7 articles worth reading… (Spotted: Week 23 2010)

A twelve step process for a storming Social Media strategy

Straight-forward, practical stuff. A process that isn’t complicated to follow and will give results. The first comment to the post (by Jon Buscall) is also worth reading.

A Cross-cultural eye tracking study

A cross-cultural eye tracking study covering 6 countries (and 30 survey participants in each) shows that international websites can’t be successful ‘one size fits all’ sites due to statistically significant cultural differences in information needs. Would love to see more research into this.

Analytics Basics: Averages and Ratios

Highlighting the advantages of using median values for due to the non-normal distribution of visit lengths. Another article where it’s worth taking the time to read the comments. Brian Clifton and Neil bring up some good points regarding goals.

Designing with Behavioral Economics

Some family examples, nicely packaged in one article.
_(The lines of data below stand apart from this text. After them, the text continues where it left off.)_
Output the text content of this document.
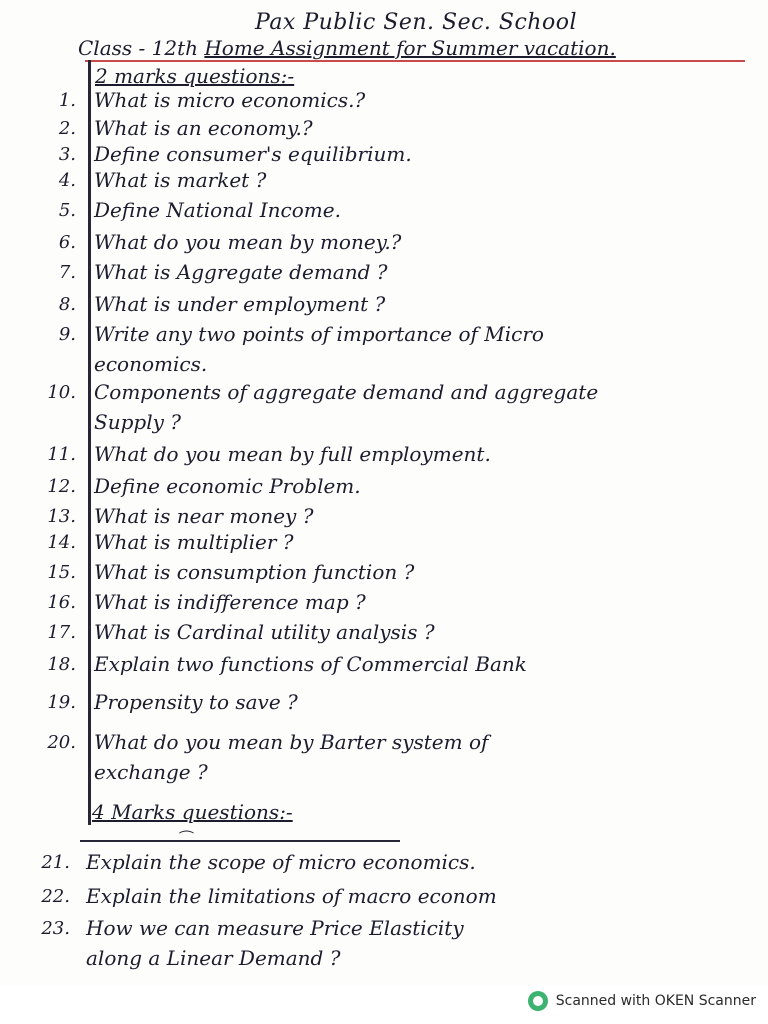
Pax Public Sen. Sec. School
Class - 12th Home Assignment for Summer vacation.
2 marks questions:-
1. What is micro economics.?
2. What is an economy.?
3. Define consumer's equilibrium.
4. What is market ?
5. Define National Income.
6. What do you mean by money.?
7. What is Aggregate demand ?
8. What is under employment ?
9. Write any two points of importance of Micro
economics.
10. Components of aggregate demand and aggregate
Supply ?
11. What do you mean by full employment.
12. Define economic Problem.
13. What is near money ?
14. What is multiplier ?
15. What is consumption function ?
16. What is indifference map ?
17. What is Cardinal utility analysis ?
18. Explain two functions of Commercial Bank
19. Propensity to save ?
20. What do you mean by Barter system of
exchange ?
4 Marks questions:-
21. Explain the scope of micro economics.
22. Explain the limitations of macro econom
23. How we can measure Price Elasticity
along a Linear Demand ?
Scanned with OKEN Scanner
It covers opt-in versus opt-out forms, problems of excessive choice, and Value judgements featuring the wonderful Economist subscription example.

No plans to redesign your site? Now is the time to hire a web design agency

Paul Boag talks a whole load of sense in this post of his. We really have got to break the “rebuild” cycle we’ve have ended up with for websites. My only criticism is that he keeps referring to “website” when he should be using “web presence” (or something similarly broad)
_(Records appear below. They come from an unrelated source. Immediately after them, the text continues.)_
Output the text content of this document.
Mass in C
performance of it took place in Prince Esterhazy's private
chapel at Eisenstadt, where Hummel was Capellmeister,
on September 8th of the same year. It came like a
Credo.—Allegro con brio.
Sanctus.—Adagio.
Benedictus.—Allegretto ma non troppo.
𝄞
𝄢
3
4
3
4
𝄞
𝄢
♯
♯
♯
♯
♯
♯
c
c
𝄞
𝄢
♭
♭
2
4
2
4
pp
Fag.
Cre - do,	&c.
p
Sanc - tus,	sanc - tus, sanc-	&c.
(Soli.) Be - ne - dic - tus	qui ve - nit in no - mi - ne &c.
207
Varning: lyssna inte på ‘good enough’-profeterna

When good enough becomes the goal, when you choose to aim to do something competently, you will never do anything anything fantastic.
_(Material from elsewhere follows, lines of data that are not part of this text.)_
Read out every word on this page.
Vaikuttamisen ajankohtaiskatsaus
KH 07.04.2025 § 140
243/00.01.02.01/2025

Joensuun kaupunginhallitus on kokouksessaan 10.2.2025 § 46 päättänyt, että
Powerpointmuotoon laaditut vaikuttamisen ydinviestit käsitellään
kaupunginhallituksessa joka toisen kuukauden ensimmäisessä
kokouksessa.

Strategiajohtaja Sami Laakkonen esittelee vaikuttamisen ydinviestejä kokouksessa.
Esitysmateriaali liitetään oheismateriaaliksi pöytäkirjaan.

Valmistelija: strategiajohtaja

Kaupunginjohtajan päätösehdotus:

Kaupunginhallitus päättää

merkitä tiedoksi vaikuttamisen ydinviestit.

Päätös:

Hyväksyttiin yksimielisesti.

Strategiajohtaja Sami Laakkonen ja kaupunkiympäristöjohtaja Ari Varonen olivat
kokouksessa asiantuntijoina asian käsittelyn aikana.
SEO site review session from Google I/O 2010

A man after my own heart, Matt Cutts (from Google) does a series of quick site reviews (from an SEO viewpoint). It’s an hour long video, but it gives some real-life examples of why certain things are important.

10 Articles worth reading… (Spotted: Week 21-22, 2010)

The need for speed on the Web

“Customers are highly highly impatient” – Page loading times aren’t just an search engine optimisaton factor, people know what they want, and they give your page very little time to deliver it before moving on…

Efficiently Rendering CSS

The art of optimising page speed is not confined to network requests and server configuration. How you construct your CSS styles also pays a significant role.

Button Color Test: Red beats Green

There’s a fair bit of data out there saying that green and red buttons generally work best for “calls to action”, with red being the better of the two. Here Performable present data saying that red is as much as 21% better.

Google Studies How Search Behavior Changes When Searchers Are Faced with Difficult Questions

Not only is the paper from Google a great read, you could lose yourself for weeks reading all the other interesting papers cited!

Web Safe Font Cheat Sheet v.2 – Including Google Font API

An updated Web Safe Font Cheat Sheet also including Google Fonts. As a bonus the article takes a look at the results (and problems) with using the Google Font API as it is…

Identifying staff tasks

Hands on advice from James at Step Two on how to identify and collect intranet tasks. Tasks, rather than structure, should be your focus when improving an intranet.

Web Execution (Web Team): A Definition

Lisa, as usual, has published a detailed and well thought out article. This time explaining her suggestion of how to structure your web-team into an operative part and a management part. Doesn’t sound too revolutionary when I write it like that, but in reality it is.

10 words I’d ban from all websites

Catherine Toole, CEO of UK-based firm Sticky Content, lists 10 works she’d ban from websites. I think she did very well to restrain herself to just 10…

Your website is not a project

We spend six figures on a new [site], but usually can’t justify a single full time editor.” A number of very good points in this post.

Eye Gaze Data and the Correlation With Mouse Movement

Mouse movement and eye movement bear very little relation to each other – Mouse tracking *without* eye tracking will give you a distorted impression of behaviour.